Figure 4: Ablation study on 3D feature alignment and 3D REPA loss. Lacking 3D alignment modules degrades compliance with instructions and introduces artifacts, confirming their necessity.
Implications and Future Directions
Practically, Native3D provides a scalable and robust foundation for text-driven, multi-object, physically accurate 3D scene synthesis and editing—enabling content creation pipelines in AR/VR, gaming, architecture, and professional design that demand structural integrity and editing flexibility absent from prior frameworks. Theoretically, Native3D establishes the efficacy of direct mesh-texture-latent manipulation with scene-level and object-level feature alignment, setting a precedent for future work in 3D diffusion modeling where explicit geometric and semantic preservation is essential.

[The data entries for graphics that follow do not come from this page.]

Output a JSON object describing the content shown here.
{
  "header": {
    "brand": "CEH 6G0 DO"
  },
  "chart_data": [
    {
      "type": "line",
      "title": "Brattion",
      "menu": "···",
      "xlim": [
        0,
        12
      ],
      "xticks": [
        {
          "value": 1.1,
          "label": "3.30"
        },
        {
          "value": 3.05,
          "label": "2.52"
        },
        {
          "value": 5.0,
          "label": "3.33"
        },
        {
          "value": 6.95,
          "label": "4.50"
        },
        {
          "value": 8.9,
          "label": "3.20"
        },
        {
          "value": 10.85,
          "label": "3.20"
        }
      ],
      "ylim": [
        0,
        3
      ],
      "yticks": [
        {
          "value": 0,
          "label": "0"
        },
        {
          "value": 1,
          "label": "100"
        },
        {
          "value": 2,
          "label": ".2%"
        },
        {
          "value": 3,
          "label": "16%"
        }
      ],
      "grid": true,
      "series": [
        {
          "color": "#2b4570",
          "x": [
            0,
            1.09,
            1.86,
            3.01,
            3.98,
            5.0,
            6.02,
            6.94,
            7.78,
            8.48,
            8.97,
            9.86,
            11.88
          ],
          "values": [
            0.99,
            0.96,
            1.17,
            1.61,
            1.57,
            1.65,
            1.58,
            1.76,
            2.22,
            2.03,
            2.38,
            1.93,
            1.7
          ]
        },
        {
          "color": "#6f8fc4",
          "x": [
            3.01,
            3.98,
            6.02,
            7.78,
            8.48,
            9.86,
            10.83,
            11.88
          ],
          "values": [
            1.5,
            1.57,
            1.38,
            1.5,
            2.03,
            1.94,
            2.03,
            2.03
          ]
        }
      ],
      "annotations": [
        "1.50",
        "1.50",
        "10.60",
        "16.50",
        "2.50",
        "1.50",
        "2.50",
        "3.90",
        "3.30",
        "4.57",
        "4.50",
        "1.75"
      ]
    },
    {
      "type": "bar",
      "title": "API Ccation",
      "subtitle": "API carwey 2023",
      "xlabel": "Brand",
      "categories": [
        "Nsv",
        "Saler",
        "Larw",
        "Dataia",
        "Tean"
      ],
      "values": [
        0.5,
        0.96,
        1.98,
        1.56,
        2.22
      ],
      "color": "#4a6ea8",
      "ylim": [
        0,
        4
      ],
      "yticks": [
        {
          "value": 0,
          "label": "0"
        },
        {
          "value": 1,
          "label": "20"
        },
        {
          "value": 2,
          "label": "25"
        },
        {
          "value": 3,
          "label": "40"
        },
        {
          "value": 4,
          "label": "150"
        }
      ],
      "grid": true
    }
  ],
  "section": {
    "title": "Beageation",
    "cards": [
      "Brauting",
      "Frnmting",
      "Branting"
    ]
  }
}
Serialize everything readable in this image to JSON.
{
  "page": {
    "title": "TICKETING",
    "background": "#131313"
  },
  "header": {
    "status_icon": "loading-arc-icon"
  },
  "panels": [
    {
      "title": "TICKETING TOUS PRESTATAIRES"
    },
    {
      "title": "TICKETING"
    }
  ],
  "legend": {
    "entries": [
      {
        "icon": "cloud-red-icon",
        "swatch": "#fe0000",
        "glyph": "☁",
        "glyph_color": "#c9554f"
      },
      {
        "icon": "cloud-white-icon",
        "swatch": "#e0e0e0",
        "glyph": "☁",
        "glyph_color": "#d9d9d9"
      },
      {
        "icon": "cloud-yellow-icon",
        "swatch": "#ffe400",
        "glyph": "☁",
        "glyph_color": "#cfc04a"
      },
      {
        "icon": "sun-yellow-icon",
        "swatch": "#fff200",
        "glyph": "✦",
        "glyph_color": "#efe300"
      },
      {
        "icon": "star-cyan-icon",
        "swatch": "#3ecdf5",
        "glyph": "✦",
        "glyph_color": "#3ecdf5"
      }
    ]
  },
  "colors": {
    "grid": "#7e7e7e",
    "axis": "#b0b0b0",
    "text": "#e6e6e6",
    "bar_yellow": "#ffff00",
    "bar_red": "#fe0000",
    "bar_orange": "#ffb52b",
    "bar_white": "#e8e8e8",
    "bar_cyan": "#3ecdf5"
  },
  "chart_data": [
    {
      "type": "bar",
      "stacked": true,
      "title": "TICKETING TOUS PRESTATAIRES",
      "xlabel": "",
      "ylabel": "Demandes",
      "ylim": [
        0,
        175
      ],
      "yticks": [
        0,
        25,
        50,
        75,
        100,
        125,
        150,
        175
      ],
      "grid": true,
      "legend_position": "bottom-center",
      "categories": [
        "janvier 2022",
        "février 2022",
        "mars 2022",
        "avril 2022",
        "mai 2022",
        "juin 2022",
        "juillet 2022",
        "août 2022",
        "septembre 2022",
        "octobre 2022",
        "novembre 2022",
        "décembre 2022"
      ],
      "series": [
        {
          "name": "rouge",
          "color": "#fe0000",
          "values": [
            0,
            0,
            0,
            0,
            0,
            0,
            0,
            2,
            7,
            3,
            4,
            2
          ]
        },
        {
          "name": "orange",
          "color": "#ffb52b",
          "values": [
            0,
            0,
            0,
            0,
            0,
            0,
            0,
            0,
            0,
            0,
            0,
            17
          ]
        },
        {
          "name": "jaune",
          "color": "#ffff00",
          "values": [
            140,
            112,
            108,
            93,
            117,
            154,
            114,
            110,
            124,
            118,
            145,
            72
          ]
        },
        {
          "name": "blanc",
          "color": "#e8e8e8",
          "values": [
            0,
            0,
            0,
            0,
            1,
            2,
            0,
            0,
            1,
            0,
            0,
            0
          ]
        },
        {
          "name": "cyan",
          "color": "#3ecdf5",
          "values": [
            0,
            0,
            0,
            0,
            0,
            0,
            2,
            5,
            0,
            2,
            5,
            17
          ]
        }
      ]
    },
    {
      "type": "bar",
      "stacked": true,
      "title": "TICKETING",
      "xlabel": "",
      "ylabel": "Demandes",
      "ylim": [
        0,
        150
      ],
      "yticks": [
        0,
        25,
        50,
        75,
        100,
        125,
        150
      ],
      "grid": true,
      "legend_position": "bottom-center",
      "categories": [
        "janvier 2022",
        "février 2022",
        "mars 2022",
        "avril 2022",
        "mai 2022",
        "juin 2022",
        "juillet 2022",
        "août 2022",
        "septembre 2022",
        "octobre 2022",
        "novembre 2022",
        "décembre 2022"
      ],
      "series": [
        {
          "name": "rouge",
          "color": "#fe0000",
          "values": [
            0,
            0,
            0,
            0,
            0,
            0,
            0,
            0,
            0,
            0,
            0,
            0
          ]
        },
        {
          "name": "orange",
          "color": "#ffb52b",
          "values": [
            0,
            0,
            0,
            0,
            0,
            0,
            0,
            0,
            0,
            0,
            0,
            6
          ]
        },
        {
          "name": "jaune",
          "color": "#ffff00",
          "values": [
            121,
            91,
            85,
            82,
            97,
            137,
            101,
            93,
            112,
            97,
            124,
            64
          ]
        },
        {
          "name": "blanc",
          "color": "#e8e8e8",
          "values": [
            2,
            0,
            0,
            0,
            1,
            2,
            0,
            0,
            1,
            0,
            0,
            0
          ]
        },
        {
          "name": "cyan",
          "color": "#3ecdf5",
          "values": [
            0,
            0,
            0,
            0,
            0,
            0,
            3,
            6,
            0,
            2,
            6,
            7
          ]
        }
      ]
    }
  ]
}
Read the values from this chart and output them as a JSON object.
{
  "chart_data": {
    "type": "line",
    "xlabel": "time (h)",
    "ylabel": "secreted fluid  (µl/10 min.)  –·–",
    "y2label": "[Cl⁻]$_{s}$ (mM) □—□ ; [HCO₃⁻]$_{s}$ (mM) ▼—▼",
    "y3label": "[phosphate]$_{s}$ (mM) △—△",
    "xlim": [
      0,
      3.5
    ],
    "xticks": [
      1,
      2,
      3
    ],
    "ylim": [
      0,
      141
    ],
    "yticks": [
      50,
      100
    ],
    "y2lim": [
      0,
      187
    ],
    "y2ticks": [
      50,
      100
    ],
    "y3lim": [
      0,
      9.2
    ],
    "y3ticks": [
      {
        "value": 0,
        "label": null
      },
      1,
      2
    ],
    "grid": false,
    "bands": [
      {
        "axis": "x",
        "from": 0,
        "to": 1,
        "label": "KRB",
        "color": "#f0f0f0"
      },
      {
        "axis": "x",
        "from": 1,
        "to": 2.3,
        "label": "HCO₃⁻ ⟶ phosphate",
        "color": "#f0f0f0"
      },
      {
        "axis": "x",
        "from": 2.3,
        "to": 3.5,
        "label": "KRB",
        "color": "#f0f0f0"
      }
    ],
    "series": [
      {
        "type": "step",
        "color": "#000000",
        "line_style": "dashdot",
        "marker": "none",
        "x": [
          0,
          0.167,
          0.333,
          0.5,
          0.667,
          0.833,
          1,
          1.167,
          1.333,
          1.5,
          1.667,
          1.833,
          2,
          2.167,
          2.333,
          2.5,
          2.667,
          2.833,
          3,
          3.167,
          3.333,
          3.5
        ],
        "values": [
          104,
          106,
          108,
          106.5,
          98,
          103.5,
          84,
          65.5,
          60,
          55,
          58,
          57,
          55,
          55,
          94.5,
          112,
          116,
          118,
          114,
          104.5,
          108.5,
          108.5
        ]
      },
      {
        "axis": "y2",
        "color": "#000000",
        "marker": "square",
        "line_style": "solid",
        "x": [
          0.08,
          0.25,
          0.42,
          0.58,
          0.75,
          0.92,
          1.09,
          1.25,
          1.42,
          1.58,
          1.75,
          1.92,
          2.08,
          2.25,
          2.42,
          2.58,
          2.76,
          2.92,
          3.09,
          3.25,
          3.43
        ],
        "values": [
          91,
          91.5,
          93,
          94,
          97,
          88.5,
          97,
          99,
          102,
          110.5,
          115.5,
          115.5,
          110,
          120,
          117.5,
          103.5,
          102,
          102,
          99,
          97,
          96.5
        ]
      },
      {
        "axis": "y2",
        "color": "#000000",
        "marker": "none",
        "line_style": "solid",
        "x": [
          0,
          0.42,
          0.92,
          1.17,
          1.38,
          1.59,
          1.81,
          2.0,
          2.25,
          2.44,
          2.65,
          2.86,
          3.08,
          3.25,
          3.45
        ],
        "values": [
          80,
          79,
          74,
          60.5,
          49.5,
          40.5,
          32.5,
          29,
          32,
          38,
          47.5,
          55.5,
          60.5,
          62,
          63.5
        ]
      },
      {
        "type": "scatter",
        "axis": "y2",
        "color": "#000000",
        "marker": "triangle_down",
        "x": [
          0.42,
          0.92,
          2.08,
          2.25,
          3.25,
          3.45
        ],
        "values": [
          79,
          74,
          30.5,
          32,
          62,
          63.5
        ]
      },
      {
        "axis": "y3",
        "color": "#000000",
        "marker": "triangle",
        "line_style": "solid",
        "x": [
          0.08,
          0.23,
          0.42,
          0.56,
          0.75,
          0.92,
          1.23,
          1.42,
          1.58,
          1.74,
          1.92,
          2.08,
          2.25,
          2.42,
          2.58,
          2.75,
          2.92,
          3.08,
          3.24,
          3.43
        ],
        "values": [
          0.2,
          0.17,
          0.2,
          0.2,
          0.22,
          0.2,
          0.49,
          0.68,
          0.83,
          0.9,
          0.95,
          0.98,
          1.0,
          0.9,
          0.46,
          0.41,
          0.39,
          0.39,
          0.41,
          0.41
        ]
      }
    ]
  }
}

Possible extensions include integration of realistic illumination, viewpoint, and neural material models for higher fidelity rendering, as well as expansion into open-world and outdoor scene domains. Joint optimization across perceptual and physical constraints could further enhance the system's generalization and quality.
Conclusion
Native3D constitutes a fully 3D-native, end-to-end generative modeling pipeline—using a hierarchical mesh-texture representation, 3D diffusion-based generation, and multi-level semantic alignment for consistent, controllable scene synthesis and editing. The system achieves state-of-the-art performance in semantic alignment and editing capabilities while paving the way for further convergence between text, structure, and appearance priors in large-scale 3D content creation frameworks (2606.07117).